The Type 1 (spirometry‑confirmed) COPD diagnosis rate was defined as the proportion of clinically diagnosed COPD cases (ICD‑10 J44) confirmed by spirometry according to GOLD 2024 criteria (post‑bronchodilator FEV1/FVC < 0.7). Spirometry status was obtained directly from a dedicated structured field in electronic medical records, not inferred from ICD‑10 coding. The ICD‑10 code J44 was used only to define the denominator (all clinical COPD cases), while the numerator reflected actual spirometry test results.
Residential addresses were classified as urban or rural based on economic development level. Urban areas included 11 districts: Yuzhong, Jiulongpo, Shapingba, Jiangbei, Yubei, Banan, Nan’an, Beibei, Dadukou, High-Tech Zone, and Liangjiang New Area. All other areas were defined as rural.
Because this study is based on complete population surveillance data covering all eligible residents of Chongqing rather than a sample survey, the reported rates represent true population parameters without sampling error. Therefore, we present absolute rate changes and rate differences to describe temporal trends and demographic disparities, and we do not perform hypothesis tests (eg., p-values). Under complete population coverage, even minor annual fluctuations would yield statistically significant p-values that lack meaningful public health interpretation, making absolute measures more informative for surveillance purposes.
Results
Prevalence of COPD, Emphysema, and Chronic Bronchitis
The age-standardized prevalence rates of COPD, emphysema, and chronic bronchitis in Chongqing from 2020 to 2024 are presented in Figure 1. All three diseases exhibited a consistent upward trend over the five-year period. COPD had the highest overall prevalence, increasing from 732.06 per 100,000 population in 2020 to 1,424.54 in 2024. Emphysema and chronic bronchitis also showed significant increases, with prevalence rates rising from 182.51 to 536.71 and from 309.48 to 1,021.75 per 100,000, respectively.
 |
Figure 1 Trends in Age-Standardized Prevalence of COPD, Emphysema, and Chronic Bronchitis from 2020 to 2024 in Chongqing, Stratified by Gender and Urban-Rural Residence. (A: COPD; B: Emphysema; C: Chronic Bronchitis). |
Gender-specific analysis revealed a marked male predominance in COPD and emphysema. For instance, in 2024, the male prevalence of COPD (1,895.17 per 100,000) was approximately twice that of females (937.26 per 100,000), while emphysema showed a similar pattern (747.40 vs. 322.11 per 100,000). Chronic bronchitis exhibited a more balanced gender distribution, with female prevalence surpassing male prevalence in 2023 (789.29 vs. 728.10 per 100,000) and 2024 (1,068.91 vs. 974.62 per 100,000).

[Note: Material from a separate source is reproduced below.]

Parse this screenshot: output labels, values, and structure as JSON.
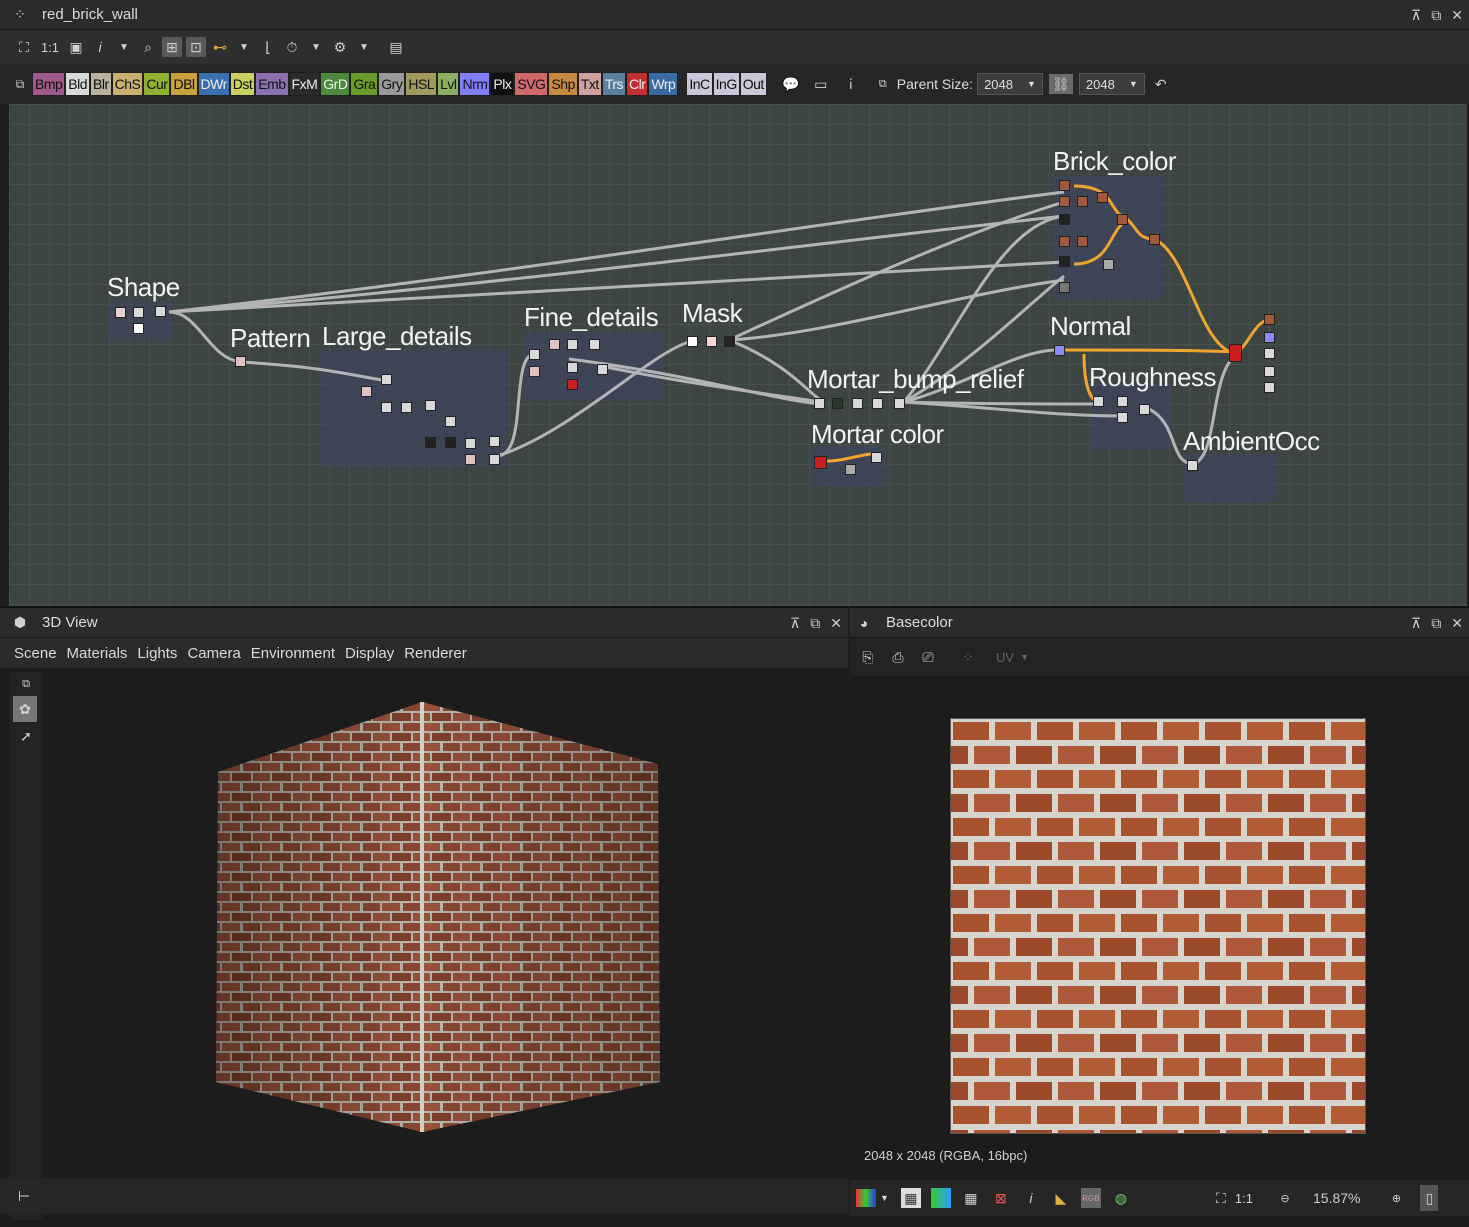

Urban-rural disparity analysis indicated that age-standardized prevalence rates for all three diseases were consistently higher in rural areas than in urban areas. For COPD, the prevalence was 771.44 per 100,000 in rural areas versus 620.73 per 100,000 in urban areas in 2020; by 2024, it had risen to 1,527.64 and 1,186.20 per 100,000, respectively, with rural areas remaining higher. Similar trends were observed for emphysema and chronic bronchitis, suggesting a greater disease burden in rural regions.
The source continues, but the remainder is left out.